Hazine ve Maliye Bakanlığı 22 Eylül 2023’ten itibaren işlenmemiş altın ithalatına kota getirdi. Kota Borsa İstanbul A.Ş.’ye üye olan kıymetli madenler aracı kuruluşları tarafından gerçekleştirilen işlenmemiş altın ithalatı için ve bu kuruluşların ithalat ve borsa işlemleri göz önünde bulundurularak tahsis ediliyor.

İşlenmemiş maden ithalatı, toplam ithalat içinde ara malı ve ham madde ithalatı içinde yer alır. Kesinleşen Ocak ayı verilerine göre, işlenmemiş kıymetli maden ithalatına getirilen kota nedeni ile, Ocak ayında 27 milyar dolar olan ara malı ve ham madde ithalatı, 2024 yılında 19,2 milyar dolara geriledi. Bu nedenle ara malı ve ham madde ithalatının toplam ithalat içindeki payı yüzde 80,3’ten yüzde 73,2 ‘ye geriledi.

ithalatin-yapisi.jpg

Dış açıklarda temel sorunlar;

*Türkiye’nin Millî dış ticaret politikası yoktur. En fazla dış ticaret açığı verdiğimiz Çin’den teknoloji ithalatımız çok düşüktür. Siyasi iktidar Çin’den ithal edilen plastik eşya, bisiklet, deri, bavul gibi Türkiye de daha iyisi yapılan malların ithalatına kota uygulamıyor.

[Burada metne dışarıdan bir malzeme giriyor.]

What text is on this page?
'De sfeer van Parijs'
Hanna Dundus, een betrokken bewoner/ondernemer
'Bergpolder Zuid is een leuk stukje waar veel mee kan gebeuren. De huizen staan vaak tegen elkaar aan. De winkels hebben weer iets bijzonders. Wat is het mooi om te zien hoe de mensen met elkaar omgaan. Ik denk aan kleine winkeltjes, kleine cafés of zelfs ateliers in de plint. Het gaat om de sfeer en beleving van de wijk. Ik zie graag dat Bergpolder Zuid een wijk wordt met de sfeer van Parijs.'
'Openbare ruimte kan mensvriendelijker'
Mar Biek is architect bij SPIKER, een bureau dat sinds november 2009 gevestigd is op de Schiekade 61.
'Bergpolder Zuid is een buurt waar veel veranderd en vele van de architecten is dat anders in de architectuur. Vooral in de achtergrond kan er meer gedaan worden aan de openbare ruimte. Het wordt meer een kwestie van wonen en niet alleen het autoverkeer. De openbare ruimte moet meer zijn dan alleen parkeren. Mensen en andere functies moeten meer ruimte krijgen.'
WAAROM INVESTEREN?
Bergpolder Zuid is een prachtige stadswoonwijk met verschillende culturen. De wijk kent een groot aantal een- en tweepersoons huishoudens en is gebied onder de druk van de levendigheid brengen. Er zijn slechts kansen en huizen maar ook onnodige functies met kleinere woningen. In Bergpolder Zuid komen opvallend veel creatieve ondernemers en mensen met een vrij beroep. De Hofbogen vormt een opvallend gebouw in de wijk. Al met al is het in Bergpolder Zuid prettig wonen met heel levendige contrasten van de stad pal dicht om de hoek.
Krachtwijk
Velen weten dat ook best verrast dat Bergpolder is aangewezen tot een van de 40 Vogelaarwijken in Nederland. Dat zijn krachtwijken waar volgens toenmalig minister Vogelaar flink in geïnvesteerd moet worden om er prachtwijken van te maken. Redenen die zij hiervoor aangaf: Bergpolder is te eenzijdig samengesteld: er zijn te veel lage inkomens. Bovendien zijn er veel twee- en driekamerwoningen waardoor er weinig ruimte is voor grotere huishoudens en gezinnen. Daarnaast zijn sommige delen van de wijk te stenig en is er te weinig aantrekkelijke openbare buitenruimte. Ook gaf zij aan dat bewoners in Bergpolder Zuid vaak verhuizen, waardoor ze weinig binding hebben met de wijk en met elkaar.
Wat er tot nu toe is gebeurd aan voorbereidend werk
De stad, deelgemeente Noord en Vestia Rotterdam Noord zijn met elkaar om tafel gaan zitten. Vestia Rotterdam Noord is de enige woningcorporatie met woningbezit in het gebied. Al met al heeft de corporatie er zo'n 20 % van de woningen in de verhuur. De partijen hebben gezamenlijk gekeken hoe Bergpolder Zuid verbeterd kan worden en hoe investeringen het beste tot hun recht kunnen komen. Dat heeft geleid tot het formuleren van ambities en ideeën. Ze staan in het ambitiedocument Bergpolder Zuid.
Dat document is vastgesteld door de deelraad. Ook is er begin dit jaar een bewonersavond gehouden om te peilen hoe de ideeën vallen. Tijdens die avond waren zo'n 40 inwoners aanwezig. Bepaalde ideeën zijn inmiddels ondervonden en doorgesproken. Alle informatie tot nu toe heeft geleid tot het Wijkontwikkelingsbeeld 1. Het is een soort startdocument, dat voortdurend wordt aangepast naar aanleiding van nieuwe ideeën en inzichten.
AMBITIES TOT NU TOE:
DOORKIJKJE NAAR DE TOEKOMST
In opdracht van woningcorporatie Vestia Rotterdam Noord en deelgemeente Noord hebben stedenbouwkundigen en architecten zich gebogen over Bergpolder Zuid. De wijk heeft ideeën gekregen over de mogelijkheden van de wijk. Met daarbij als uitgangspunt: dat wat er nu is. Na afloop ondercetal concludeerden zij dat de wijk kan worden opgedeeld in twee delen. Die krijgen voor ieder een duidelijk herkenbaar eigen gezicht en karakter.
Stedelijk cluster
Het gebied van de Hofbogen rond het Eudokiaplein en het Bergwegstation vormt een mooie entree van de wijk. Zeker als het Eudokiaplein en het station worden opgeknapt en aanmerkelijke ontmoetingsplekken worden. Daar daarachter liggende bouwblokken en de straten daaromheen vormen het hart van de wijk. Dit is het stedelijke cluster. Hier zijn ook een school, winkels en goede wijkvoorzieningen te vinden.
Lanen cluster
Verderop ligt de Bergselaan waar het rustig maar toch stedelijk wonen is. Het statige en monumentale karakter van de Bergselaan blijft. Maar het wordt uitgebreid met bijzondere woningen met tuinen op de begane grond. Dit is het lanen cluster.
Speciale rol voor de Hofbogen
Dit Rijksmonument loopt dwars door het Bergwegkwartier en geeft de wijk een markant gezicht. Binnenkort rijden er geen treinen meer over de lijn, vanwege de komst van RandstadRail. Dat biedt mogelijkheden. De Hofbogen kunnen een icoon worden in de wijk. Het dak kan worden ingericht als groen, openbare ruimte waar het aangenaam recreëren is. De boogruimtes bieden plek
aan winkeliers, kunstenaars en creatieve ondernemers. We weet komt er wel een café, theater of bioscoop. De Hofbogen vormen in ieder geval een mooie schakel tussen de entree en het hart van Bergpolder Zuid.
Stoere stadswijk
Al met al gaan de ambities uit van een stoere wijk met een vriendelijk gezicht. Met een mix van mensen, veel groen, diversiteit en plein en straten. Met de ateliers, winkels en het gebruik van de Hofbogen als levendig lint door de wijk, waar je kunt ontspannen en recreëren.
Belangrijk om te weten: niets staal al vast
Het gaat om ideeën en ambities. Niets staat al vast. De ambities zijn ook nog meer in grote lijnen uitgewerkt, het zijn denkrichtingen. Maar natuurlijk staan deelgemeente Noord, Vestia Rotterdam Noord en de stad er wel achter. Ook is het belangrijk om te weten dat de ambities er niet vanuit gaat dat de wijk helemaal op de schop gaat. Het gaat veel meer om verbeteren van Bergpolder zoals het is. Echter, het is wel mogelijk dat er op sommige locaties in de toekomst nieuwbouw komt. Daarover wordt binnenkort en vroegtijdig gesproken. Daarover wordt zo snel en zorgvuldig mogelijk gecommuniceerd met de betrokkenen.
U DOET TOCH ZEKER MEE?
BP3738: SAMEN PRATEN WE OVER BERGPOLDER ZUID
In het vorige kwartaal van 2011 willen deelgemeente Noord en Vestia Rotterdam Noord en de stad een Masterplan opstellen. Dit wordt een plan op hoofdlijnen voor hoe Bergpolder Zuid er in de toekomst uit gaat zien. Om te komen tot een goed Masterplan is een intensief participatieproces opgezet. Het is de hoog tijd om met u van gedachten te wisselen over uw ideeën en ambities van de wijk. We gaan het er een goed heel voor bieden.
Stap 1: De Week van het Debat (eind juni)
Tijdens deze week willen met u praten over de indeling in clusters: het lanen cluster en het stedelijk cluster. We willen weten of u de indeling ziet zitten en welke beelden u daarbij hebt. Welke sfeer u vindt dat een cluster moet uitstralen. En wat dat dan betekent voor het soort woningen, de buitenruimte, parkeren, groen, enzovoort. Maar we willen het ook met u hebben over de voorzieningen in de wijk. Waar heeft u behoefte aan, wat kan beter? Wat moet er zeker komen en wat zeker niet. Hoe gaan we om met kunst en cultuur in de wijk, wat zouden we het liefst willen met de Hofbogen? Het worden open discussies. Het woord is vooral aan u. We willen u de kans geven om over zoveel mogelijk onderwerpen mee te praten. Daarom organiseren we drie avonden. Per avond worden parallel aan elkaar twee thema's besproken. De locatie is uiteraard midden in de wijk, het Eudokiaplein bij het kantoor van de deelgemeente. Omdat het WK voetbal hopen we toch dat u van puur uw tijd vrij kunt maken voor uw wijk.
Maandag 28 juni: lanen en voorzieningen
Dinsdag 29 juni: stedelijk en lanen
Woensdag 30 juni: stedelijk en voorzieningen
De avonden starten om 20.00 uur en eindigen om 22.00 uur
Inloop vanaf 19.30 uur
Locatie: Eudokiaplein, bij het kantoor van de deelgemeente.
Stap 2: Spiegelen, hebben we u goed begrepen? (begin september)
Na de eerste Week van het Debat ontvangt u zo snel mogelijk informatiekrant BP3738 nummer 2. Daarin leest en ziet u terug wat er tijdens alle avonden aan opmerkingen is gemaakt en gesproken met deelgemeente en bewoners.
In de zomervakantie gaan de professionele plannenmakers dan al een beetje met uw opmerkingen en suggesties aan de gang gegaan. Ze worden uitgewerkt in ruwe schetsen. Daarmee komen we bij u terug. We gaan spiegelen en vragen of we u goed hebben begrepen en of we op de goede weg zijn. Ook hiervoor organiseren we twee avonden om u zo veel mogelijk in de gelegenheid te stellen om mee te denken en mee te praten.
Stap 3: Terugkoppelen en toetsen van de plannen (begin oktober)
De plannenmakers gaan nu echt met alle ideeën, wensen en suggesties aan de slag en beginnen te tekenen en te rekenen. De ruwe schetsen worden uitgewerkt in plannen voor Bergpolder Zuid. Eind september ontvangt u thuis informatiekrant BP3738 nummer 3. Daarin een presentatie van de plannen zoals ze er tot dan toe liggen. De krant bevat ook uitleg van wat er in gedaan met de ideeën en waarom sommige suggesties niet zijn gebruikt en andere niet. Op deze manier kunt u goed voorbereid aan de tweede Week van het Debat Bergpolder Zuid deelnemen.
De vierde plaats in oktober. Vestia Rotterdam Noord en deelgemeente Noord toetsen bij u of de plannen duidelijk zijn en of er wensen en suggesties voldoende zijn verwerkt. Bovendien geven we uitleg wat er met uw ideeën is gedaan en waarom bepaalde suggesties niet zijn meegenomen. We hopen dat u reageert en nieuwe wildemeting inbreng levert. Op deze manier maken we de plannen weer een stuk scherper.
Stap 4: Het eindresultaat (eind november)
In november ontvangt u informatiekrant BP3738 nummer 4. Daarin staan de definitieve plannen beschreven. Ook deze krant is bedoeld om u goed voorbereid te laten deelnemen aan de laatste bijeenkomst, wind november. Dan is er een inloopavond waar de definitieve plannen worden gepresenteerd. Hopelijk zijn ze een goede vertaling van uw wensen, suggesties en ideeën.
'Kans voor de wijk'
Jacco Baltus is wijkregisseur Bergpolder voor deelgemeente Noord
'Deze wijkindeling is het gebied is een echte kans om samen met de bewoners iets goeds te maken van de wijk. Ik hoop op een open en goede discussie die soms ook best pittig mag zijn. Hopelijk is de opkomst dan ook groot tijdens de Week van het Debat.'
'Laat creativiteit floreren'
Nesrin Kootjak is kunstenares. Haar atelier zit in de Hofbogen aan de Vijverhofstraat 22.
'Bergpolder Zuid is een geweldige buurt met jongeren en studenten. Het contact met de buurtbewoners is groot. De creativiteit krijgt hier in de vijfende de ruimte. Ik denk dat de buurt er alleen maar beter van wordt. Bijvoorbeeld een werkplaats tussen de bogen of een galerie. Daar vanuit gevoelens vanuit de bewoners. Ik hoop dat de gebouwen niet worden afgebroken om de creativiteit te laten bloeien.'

*Üretimde kullanılan ithal girdi oranı yüksek, İmalat sanayiinde yüzde 40 ve daha yüksek orandadır. İhracat malı üretiminde ise yüzde 70 ve daha fazla orandadır. Hükûmetin ithal ara malı ve ham maddeyi içeride üretmek gibi bir niyeti veya programı yoktur.

*Dış borçları çevirmek için yüksek faiz veriyoruz. Söz gelimi Varlık Fonu Dolar Tahvili beş yıllık yüzde 8,75 ve on yıllık yüzde 10’dur.

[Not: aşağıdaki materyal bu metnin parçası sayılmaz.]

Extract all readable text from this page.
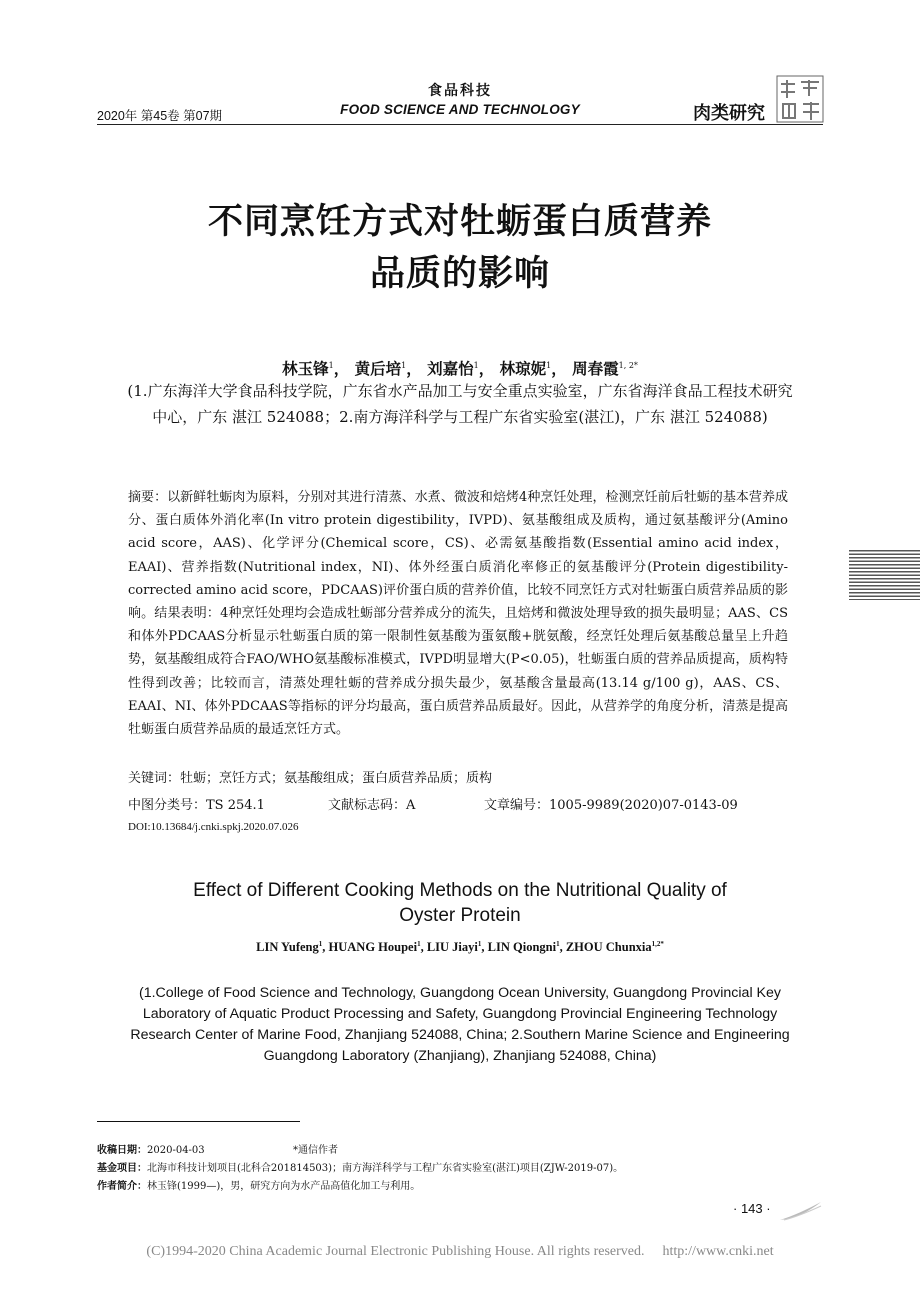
2020年 第45卷 第07期
食品科技
FOOD SCIENCE AND TECHNOLOGY	肉类研究
不同烹饪方式对牡蛎蛋白质营养
品质的影响
林玉锋$^1$， 黄后培$^1$， 刘嘉怡$^1$， 林琼妮$^1$， 周春霞$^{1, 2*}$
(1.广东海洋大学食品科技学院，广东省水产品加工与安全重点实验室，广东省海洋食品工程技术研究中心，广东 湛江 524088；2.南方海洋科学与工程广东省实验室(湛江)，广东 湛江 524088)
摘要：以新鲜牡蛎肉为原料，分别对其进行清蒸、水煮、微波和焙烤4种烹饪处理，检测烹饪前后牡蛎的基本营养成分、蛋白质体外消化率(In vitro protein digestibility，IVPD)、氨基酸组成及质构，通过氨基酸评分(Amino acid score，AAS)、化学评分(Chemical score，CS)、必需氨基酸指数(Essential amino acid index，EAAI)、营养指数(Nutritional index，NI)、体外经蛋白质消化率修正的氨基酸评分(Protein digestibility-corrected amino acid score，PDCAAS)评价蛋白质的营养价值，比较不同烹饪方式对牡蛎蛋白质营养品质的影响。结果表明：4种烹饪处理均会造成牡蛎部分营养成分的流失，且焙烤和微波处理导致的损失最明显；AAS、CS和体外PDCAAS分析显示牡蛎蛋白质的第一限制性氨基酸为蛋氨酸+胱氨酸，经烹饪处理后氨基酸总量呈上升趋势，氨基酸组成符合FAO/WHO氨基酸标准模式，IVPD明显增大(P<0.05)，牡蛎蛋白质的营养品质提高，质构特性得到改善；比较而言，清蒸处理牡蛎的营养成分损失最少，氨基酸含量最高(13.14 g/100 g)，AAS、CS、EAAI、NI、体外PDCAAS等指标的评分均最高，蛋白质营养品质最好。因此，从营养学的角度分析，清蒸是提高牡蛎蛋白质营养品质的最适烹饪方式。
关键词：牡蛎；烹饪方式；氨基酸组成；蛋白质营养品质；质构
中图分类号：TS 254.1	文献标志码：A	文章编号：1005-9989(2020)07-0143-09
DOI:10.13684/j.cnki.spkj.2020.07.026
Effect of Different Cooking Methods on the Nutritional Quality of
Oyster Protein
LIN Yufeng$^1$, HUANG Houpei$^1$, LIU Jiayi$^1$, LIN Qiongni$^1$, ZHOU Chunxia$^{1,2*}$
(1.College of Food Science and Technology, Guangdong Ocean University, Guangdong Provincial Key Laboratory of Aquatic Product Processing and Safety, Guangdong Provincial Engineering Technology Research Center of Marine Food, Zhanjiang 524088, China; 2.Southern Marine Science and Engineering Guangdong Laboratory (Zhanjiang), Zhanjiang 524088, China)
收稿日期：2020-04-03	*通信作者
基金项目：北海市科技计划项目(北科合201814503)；南方海洋科学与工程广东省实验室(湛江)项目(ZJW-2019-07)。
作者简介：林玉锋(1999—)，男，研究方向为水产品高值化加工与利用。
· 143 ·
(C)1994-2020 China Academic Journal Electronic Publishing House. All rights reserved. http://www.cnki.net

Altın ithalatına kota getirilmesi, ithalatı ve dış ticaret açığını kısmen düşürdü ve az ihtimal de olsa yastık altı altınların çıkmasına neden oldu. Buna karşılık;

*Altın ithalatçıları “Kota yüzünden külçe altının kilo başına fiyatı Türkiye’de uluslararası piyasalardan 3 bin dolar daha yüksek. Bulgaristan’dan, Yunanistan’dan, İran’dan yolcu beraberinde altın getiren, 3 bin dolar kazanıyor. Dövizimiz onlara gidiyor” diyor.

*Kota getirilmesi kaçak altın ticaretini artırdı.

*İşlenmiş altın ihracatında düşme olacaktır.

Bu durumda cari açığın azalması iyi ve fakat cari açık, GSYH’nın yüzde üçüne düşse bile Türkiye’nin döviz ihtiyacı yüksektir ve döviz riski devam etmektedir.

*Bir yıl içinde ödenmesi gereken dış borç stoku 226,6 milyar dolara yükseldi.

*34 milyar dolar tahmini cari açık bekleniyor.

*Türkiye’nin yurt dışı varlıkları ile yurt dışına olan yükümlülüklerinin farkı olarak tanımlanan net uluslararası yatırım pozisyonu eksi 285,2 milyar dolardır.

*Yabancı yatırım sermayesi gelmiyor.

*Kur Korumalı Mevduat’ın tasfiye edilmesi dövize talebi artırıyor.

Bu tablo göz önüne alındığında cari açık oranı GSYH’nın yüzde üçüne inse bile sürdürülemezdir. Kaldı ki ne olursa olsun cari açık kaynak kaybıdır. Neden cari fazla veren bir ülke olamıyoruz?